Handshakes are used as a greeting action to establish connection between 2 people and is typically accompanied by a brief movement, up and down before release. SSL Handshakes works the same way for sites encrypted with SSL (Secure Socket Layer) and is used to secure a connection between (1) a web browser and (2) a web server. This however, is not seen by users and happens immediately.
In SSL, there are 3 keys used to secure a connection. They are the public, private and session keys.
Just as what the term suggests, public keys are keys made available to the public and are used to encrypt a secret message for a specific recipient with a matching private key.
Private keys are matched with public keys and used to encrypt/decrypt messages. Private keys are not available to anyone except the key holder.
A session key is a symmetric key used to encrypt messages within one transmission.
What Happens behind a SSL Handshake:
1. Browser connects to web server secured with https and requests server to identify itself.
2. Server sends its SSL certificate together with the server’s public key.

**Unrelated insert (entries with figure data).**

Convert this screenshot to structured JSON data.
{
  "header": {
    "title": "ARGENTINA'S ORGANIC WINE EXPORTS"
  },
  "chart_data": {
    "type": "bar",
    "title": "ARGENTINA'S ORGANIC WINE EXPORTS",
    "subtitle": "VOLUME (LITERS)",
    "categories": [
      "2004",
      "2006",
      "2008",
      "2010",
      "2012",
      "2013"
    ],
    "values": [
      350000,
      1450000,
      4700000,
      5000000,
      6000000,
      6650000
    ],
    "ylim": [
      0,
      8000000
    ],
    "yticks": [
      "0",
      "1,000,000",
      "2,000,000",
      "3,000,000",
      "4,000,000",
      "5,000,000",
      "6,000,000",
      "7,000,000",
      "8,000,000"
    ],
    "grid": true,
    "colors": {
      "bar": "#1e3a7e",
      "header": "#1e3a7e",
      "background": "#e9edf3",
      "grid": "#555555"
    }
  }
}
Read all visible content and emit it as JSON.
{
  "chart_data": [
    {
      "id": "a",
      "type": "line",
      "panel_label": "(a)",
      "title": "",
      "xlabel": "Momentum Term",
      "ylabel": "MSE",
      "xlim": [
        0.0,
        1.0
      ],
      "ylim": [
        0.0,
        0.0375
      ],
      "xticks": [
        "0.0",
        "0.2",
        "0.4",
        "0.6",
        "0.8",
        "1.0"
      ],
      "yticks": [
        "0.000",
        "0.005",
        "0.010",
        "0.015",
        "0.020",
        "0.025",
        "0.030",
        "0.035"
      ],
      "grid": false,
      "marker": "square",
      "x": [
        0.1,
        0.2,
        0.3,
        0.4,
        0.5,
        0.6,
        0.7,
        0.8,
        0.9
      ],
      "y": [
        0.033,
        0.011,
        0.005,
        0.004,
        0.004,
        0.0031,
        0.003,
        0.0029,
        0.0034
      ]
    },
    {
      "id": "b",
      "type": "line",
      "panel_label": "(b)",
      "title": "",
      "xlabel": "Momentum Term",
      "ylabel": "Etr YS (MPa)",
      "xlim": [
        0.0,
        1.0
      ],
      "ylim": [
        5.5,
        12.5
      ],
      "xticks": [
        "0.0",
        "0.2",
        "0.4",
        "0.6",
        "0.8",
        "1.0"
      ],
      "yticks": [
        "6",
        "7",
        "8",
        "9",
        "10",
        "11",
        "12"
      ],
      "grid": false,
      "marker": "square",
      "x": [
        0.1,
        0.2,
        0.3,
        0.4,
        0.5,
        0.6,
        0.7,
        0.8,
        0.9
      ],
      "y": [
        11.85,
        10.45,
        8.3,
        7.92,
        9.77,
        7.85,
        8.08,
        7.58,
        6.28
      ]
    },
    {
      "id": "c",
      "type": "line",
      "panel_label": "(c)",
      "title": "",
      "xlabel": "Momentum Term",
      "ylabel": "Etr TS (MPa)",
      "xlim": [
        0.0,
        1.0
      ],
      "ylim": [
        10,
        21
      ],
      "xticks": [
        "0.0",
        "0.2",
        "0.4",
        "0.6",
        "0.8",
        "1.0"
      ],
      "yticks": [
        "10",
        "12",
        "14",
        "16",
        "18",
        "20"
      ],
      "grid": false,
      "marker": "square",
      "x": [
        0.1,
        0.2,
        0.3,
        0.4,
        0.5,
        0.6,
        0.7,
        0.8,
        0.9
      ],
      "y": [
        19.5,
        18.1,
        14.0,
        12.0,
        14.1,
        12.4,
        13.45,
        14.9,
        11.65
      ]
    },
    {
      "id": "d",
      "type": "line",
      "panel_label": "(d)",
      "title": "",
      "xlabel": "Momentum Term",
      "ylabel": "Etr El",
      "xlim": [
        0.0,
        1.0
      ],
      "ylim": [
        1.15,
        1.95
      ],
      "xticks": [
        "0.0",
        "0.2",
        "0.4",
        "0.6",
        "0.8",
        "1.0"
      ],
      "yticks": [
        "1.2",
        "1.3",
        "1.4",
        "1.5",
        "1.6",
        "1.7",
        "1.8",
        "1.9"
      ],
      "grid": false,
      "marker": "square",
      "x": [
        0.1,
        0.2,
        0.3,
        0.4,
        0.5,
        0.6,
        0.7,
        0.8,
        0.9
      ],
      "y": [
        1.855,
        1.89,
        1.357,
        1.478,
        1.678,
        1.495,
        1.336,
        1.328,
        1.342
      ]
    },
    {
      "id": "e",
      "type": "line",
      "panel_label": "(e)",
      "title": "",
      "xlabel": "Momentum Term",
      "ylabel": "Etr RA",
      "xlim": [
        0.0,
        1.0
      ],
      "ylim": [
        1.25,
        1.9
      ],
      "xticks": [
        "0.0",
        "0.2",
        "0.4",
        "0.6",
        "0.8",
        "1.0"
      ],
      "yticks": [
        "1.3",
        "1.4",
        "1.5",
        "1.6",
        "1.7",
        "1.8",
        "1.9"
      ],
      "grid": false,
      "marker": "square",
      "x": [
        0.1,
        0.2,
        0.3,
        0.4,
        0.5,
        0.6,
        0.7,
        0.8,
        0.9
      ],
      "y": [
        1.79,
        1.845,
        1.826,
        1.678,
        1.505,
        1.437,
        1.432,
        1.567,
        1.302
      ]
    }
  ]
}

3. Browser runs a check to see if the certificate root of the SSL is trusted by a Certificate Authority (CA), the certificate expiry date and common name is also validated. Once the browser trusts the SSL, it generates, encrypts and returns a symmetric session key to the server, with the server’s public key.
4. Server decrypts the the symmetric session key with its own private key and relay back an acknowledgment to start with an encrypted session.
5. Server and Browser has completed a SSL handshake and all data transmitted is encrypted with the session key.